We’d all like the job that’s never exhausting or annoying, the spouse who is always loving and attentive, a fulfilling sex life (hopefully with the aforementioned spouse), the kids who grow up ambitious and successful, the house with no plumbing issues and the well-mannered dog who doesn’t get old and die. Please and thank you.

The only problem is then we wouldn’t ever ‘need’ God. More accurately, we wouldn’t ever realize how badly we need the Lord or how constantly we have to rely on him.

Ultimately, our plans look great by the world’s standards, and they usually could get us to the place we want, but God intervenes and lets them go awry because that path we’ve charted for ourselves won’t move us closer to him.

This is why Paul wrote to the early church, “Where is the one who is wise? Where is the scribe? Where is the debater of this age? Has not God made foolish the wisdom of the world?
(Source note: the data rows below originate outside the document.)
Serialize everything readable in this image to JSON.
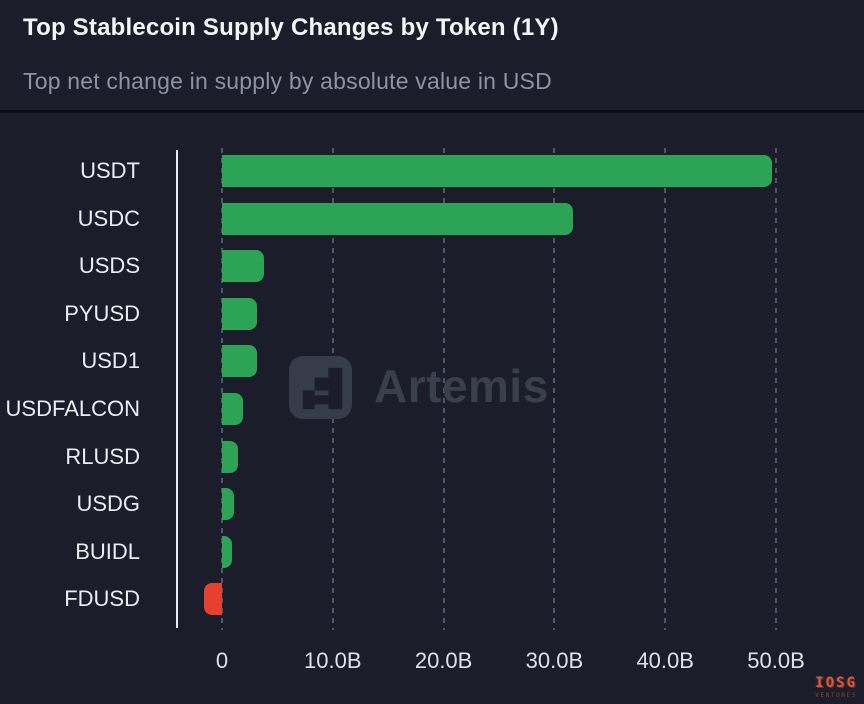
{
  "header": {
    "title": "Top Stablecoin Supply Changes by Token (1Y)",
    "subtitle": "Top net change in supply by absolute value in USD"
  },
  "watermark": {
    "artemis": "Artemis",
    "iosg": "IOSG",
    "iosg_sub": "VENTURES"
  },
  "colors": {
    "background": "#1b1e2a",
    "positive_bar": "#2da355",
    "negative_bar": "#e8402f",
    "axis_line": "#e8ebf1",
    "gridline": "#98a2b6",
    "title_text": "#f3f5f9",
    "subtitle_text": "#8d93a2",
    "label_text": "#e9ecf1"
  },
  "chart_data": {
    "type": "bar",
    "orientation": "horizontal",
    "title": "Top Stablecoin Supply Changes by Token (1Y)",
    "subtitle": "Top net change in supply by absolute value in USD",
    "categories": [
      "USDT",
      "USDC",
      "USDS",
      "PYUSD",
      "USD1",
      "USDFALCON",
      "RLUSD",
      "USDG",
      "BUIDL",
      "FDUSD"
    ],
    "values": [
      49.6,
      31.7,
      3.8,
      3.2,
      3.2,
      1.9,
      1.4,
      1.1,
      0.9,
      -1.6
    ],
    "unit": "billion USD",
    "value_format": "B = billions of USD net supply change",
    "x_ticks": [
      "0",
      "10.0B",
      "20.0B",
      "30.0B",
      "40.0B",
      "50.0B"
    ],
    "x_tick_values": [
      0,
      10,
      20,
      30,
      40,
      50
    ],
    "xlim": [
      -4,
      55.5
    ],
    "grid": "vertical-dashed",
    "legend": "none",
    "positive_color": "#2da355",
    "negative_color": "#e8402f"
  }
}
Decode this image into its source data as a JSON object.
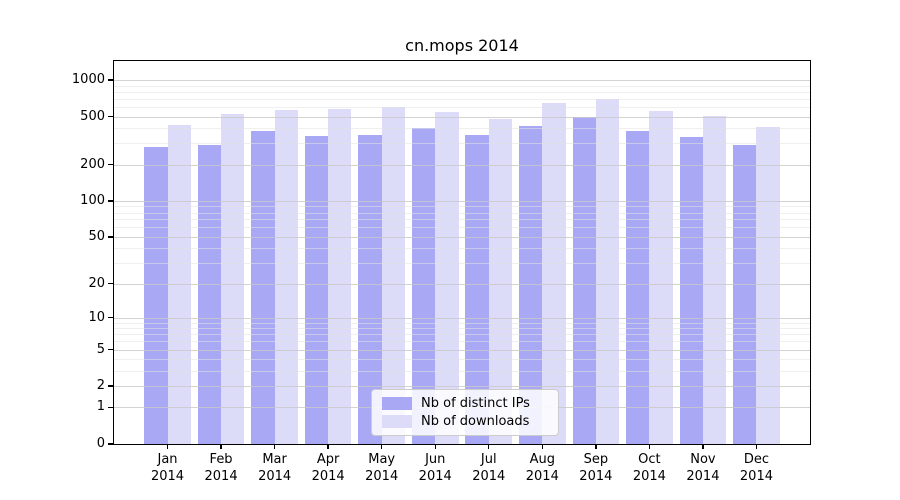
{
  "chart_data": {
    "type": "bar",
    "title": "cn.mops 2014",
    "scale": "log1p",
    "grid": true,
    "legend_position": "lower center",
    "categories": [
      "Jan",
      "Feb",
      "Mar",
      "Apr",
      "May",
      "Jun",
      "Jul",
      "Aug",
      "Sep",
      "Oct",
      "Nov",
      "Dec"
    ],
    "year": "2014",
    "series": [
      {
        "name": "Nb of distinct IPs",
        "color": "#a8a8f5",
        "values": [
          280,
          293,
          380,
          346,
          353,
          406,
          349,
          416,
          495,
          378,
          342,
          293
        ]
      },
      {
        "name": "Nb of downloads",
        "color": "#dcdcf8",
        "values": [
          425,
          520,
          565,
          573,
          595,
          546,
          478,
          650,
          697,
          561,
          503,
          411
        ]
      }
    ],
    "ylim": [
      0,
      1437
    ],
    "yticks_major": [
      0,
      1,
      2,
      5,
      10,
      20,
      50,
      100,
      200,
      500,
      1000
    ],
    "yticks_minor": [
      3,
      4,
      6,
      7,
      8,
      9,
      30,
      40,
      60,
      70,
      80,
      90,
      300,
      400,
      600,
      700,
      800,
      900
    ],
    "xlabel": "",
    "ylabel": ""
  },
  "colors": {
    "background": "#ffffff",
    "axis": "#000000",
    "grid_major": "#c8c8c8",
    "grid_minor": "#e2e2e2",
    "legend_border": "#cccccc"
  }
}
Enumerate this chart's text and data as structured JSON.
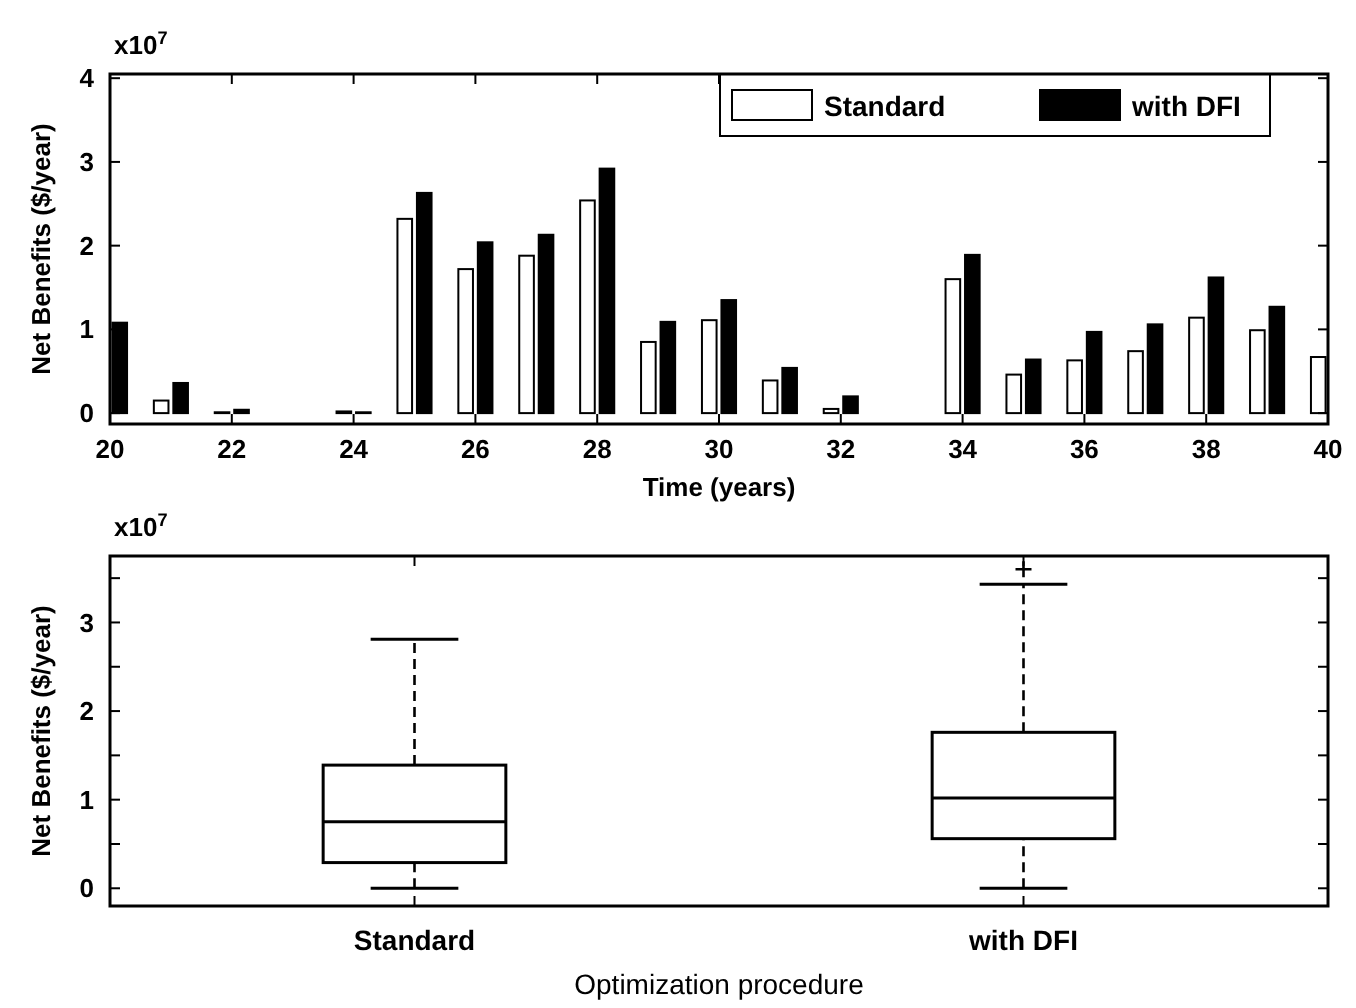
{
  "chart_data": [
    {
      "type": "bar",
      "xlabel": "Time (years)",
      "ylabel": "Net Benefits ($/year)",
      "annotations": [
        "x10$^{7}$"
      ],
      "x": [
        20,
        21,
        22,
        23,
        24,
        25,
        26,
        27,
        28,
        29,
        30,
        31,
        32,
        33,
        34,
        35,
        36,
        37,
        38,
        39,
        40
      ],
      "series": [
        {
          "name": "Standard",
          "color": "#ffffff",
          "values": [
            0,
            0.15,
            0.01,
            0,
            0.02,
            2.32,
            1.72,
            1.88,
            2.54,
            0.85,
            1.11,
            0.39,
            0.05,
            0,
            1.6,
            0.46,
            0.63,
            0.74,
            1.14,
            0.99,
            0.67
          ]
        },
        {
          "name": "with DFI",
          "color": "#000000",
          "values": [
            1.08,
            0.36,
            0.04,
            0,
            0.01,
            2.63,
            2.04,
            2.13,
            2.92,
            1.09,
            1.35,
            0.54,
            0.2,
            0,
            1.89,
            0.64,
            0.97,
            1.06,
            1.62,
            1.27,
            null
          ]
        }
      ],
      "xlim": [
        20,
        40
      ],
      "xticks": [
        20,
        22,
        24,
        26,
        28,
        30,
        32,
        34,
        36,
        38,
        40
      ],
      "ylim": [
        -0.13,
        4.05
      ],
      "yticks": [
        0,
        1,
        2,
        3,
        4
      ],
      "legend": "top right"
    },
    {
      "type": "box",
      "xlabel": "Optimization procedure",
      "ylabel": "Net Benefits ($/year)",
      "annotations": [
        "x10$^{7}$"
      ],
      "categories": [
        "Standard",
        "with DFI"
      ],
      "boxes": [
        {
          "low": 0,
          "q1": 0.29,
          "median": 0.75,
          "q3": 1.39,
          "high": 2.81
        },
        {
          "low": 0,
          "q1": 0.56,
          "median": 1.02,
          "q3": 1.76,
          "high": 3.43,
          "outliers": [
            3.6
          ]
        }
      ],
      "ylim": [
        -0.2,
        3.75
      ],
      "yticks": [
        0,
        {
          "value": 0.5,
          "label": null
        },
        1,
        {
          "value": 1.5,
          "label": null
        },
        2,
        {
          "value": 2.5,
          "label": null
        },
        3,
        {
          "value": 3.5,
          "label": null
        }
      ]
    }
  ]
}
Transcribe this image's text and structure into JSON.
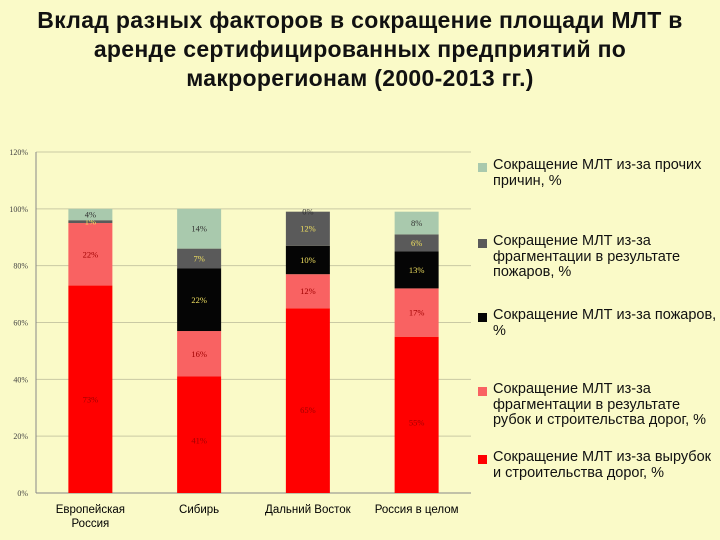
{
  "title": "Вклад разных факторов в сокращение площади МЛТ в аренде сертифицированных предприятий по макрорегионам (2000-2013 гг.)",
  "chart_data": {
    "type": "stacked-bar",
    "title": "Вклад разных факторов в сокращение площади МЛТ в аренде сертифицированных предприятий по макрорегионам (2000-2013 гг.)",
    "categories": [
      "Европейская Россия",
      "Сибирь",
      "Дальний Восток",
      "Россия в целом"
    ],
    "ylim": [
      0,
      120
    ],
    "yticks": [
      "0%",
      "20%",
      "40%",
      "60%",
      "80%",
      "100%",
      "120%"
    ],
    "grid": true,
    "legend_position": "right",
    "series": [
      {
        "name": "Сокращение МЛТ из-за вырубок и строительства дорог, %",
        "color": "#ff0000",
        "label_color": "#a00000",
        "values": [
          73,
          41,
          65,
          55
        ],
        "labels": [
          "73%",
          "41%",
          "65%",
          "55%"
        ]
      },
      {
        "name": "Сокращение МЛТ из-за фрагментации в результате рубок и строительства дорог, %",
        "color": "#f96262",
        "label_color": "#a00000",
        "values": [
          22,
          16,
          12,
          17
        ],
        "labels": [
          "22%",
          "16%",
          "12%",
          "17%"
        ]
      },
      {
        "name": "Сокращение МЛТ из-за пожаров, %",
        "color": "#050505",
        "label_color": "#f0e060",
        "values": [
          0,
          22,
          10,
          13
        ],
        "labels": [
          "",
          "22%",
          "10%",
          "13%"
        ]
      },
      {
        "name": "Сокращение МЛТ из-за фрагментации в результате пожаров, %",
        "color": "#5a5a5a",
        "label_color": "#f0e060",
        "values": [
          1,
          7,
          12,
          6
        ],
        "labels": [
          "1%",
          "7%",
          "12%",
          "6%"
        ]
      },
      {
        "name": "Сокращение МЛТ из-за прочих причин, %",
        "color": "#a9c9ad",
        "label_color": "#303030",
        "values": [
          4,
          14,
          0,
          8
        ],
        "labels": [
          "4%",
          "14%",
          "0%",
          "8%"
        ]
      }
    ]
  }
}
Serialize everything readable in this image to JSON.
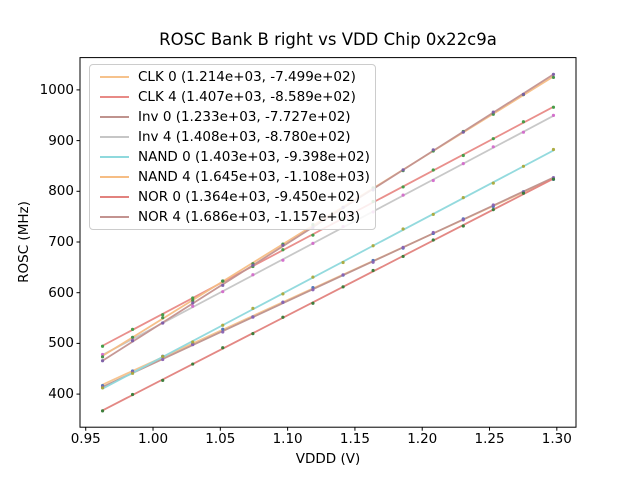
{
  "chart_data": {
    "type": "scatter",
    "title": "ROSC Bank B right vs VDD Chip 0x22c9a",
    "xlabel": "VDDD (V)",
    "ylabel": "ROSC (MHz)",
    "x_ticks": [
      0.95,
      1.0,
      1.05,
      1.1,
      1.15,
      1.2,
      1.25,
      1.3
    ],
    "x_tick_labels": [
      "0.95",
      "1.00",
      "1.05",
      "1.10",
      "1.15",
      "1.20",
      "1.25",
      "1.30"
    ],
    "y_ticks": [
      400,
      500,
      600,
      700,
      800,
      900,
      1000
    ],
    "y_tick_labels": [
      "400",
      "500",
      "600",
      "700",
      "800",
      "900",
      "1000"
    ],
    "xlim": [
      0.94575,
      1.31425
    ],
    "ylim": [
      334.7,
      1063.7
    ],
    "grid": false,
    "legend_position": "upper left",
    "x_points": [
      0.9625,
      0.9848,
      1.0072,
      1.0295,
      1.0518,
      1.0742,
      1.0965,
      1.1188,
      1.1412,
      1.1635,
      1.1858,
      1.2082,
      1.2305,
      1.2528,
      1.2752,
      1.2975
    ],
    "series": [
      {
        "name": "CLK 0",
        "label": "CLK 0 (1.214e+03, -7.499e+02)",
        "slope": 1214,
        "intercept": -749.9,
        "line_color": "#f6c28c",
        "marker_color": "#4a72b8"
      },
      {
        "name": "CLK 4",
        "label": "CLK 4 (1.407e+03, -8.589e+02)",
        "slope": 1407,
        "intercept": -858.9,
        "line_color": "#e88a86",
        "marker_color": "#3f9b42"
      },
      {
        "name": "Inv 0",
        "label": "Inv 0 (1.233e+03, -7.727e+02)",
        "slope": 1233,
        "intercept": -772.7,
        "line_color": "#bf938e",
        "marker_color": "#8a62b4"
      },
      {
        "name": "Inv 4",
        "label": "Inv 4 (1.408e+03, -8.780e+02)",
        "slope": 1408,
        "intercept": -878.0,
        "line_color": "#c6c6c6",
        "marker_color": "#d36bcb"
      },
      {
        "name": "NAND 0",
        "label": "NAND 0 (1.403e+03, -9.398e+02)",
        "slope": 1403,
        "intercept": -939.8,
        "line_color": "#8fd9dd",
        "marker_color": "#a9a93a"
      },
      {
        "name": "NAND 4",
        "label": "NAND 4 (1.645e+03, -1.108e+03)",
        "slope": 1645,
        "intercept": -1108.0,
        "line_color": "#f6bd84",
        "marker_color": "#3f8f46"
      },
      {
        "name": "NOR 0",
        "label": "NOR 0 (1.364e+03, -9.450e+02)",
        "slope": 1364,
        "intercept": -945.0,
        "line_color": "#e2827e",
        "marker_color": "#357a35"
      },
      {
        "name": "NOR 4",
        "label": "NOR 4 (1.686e+03, -1.157e+03)",
        "slope": 1686,
        "intercept": -1157.0,
        "line_color": "#c39390",
        "marker_color": "#7b5ea7"
      }
    ]
  }
}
For since, in the wisdom of God, the world did not know God through wisdom, it pleased God through the folly of what we preach to save those who believe. For Jews demand signs and Greeks seek wisdom, but we preach Christ crucified, a stumbling block to Jews and folly to Gentiles, but to those who are called, both Jews and Greeks, Christ the power of God and the wisdom of God” (1 Corinthians 1:20-24).

What looks like unnecessary danger and foolishness from the outside can, if directed by God, be the wisest and most healthy path ahead.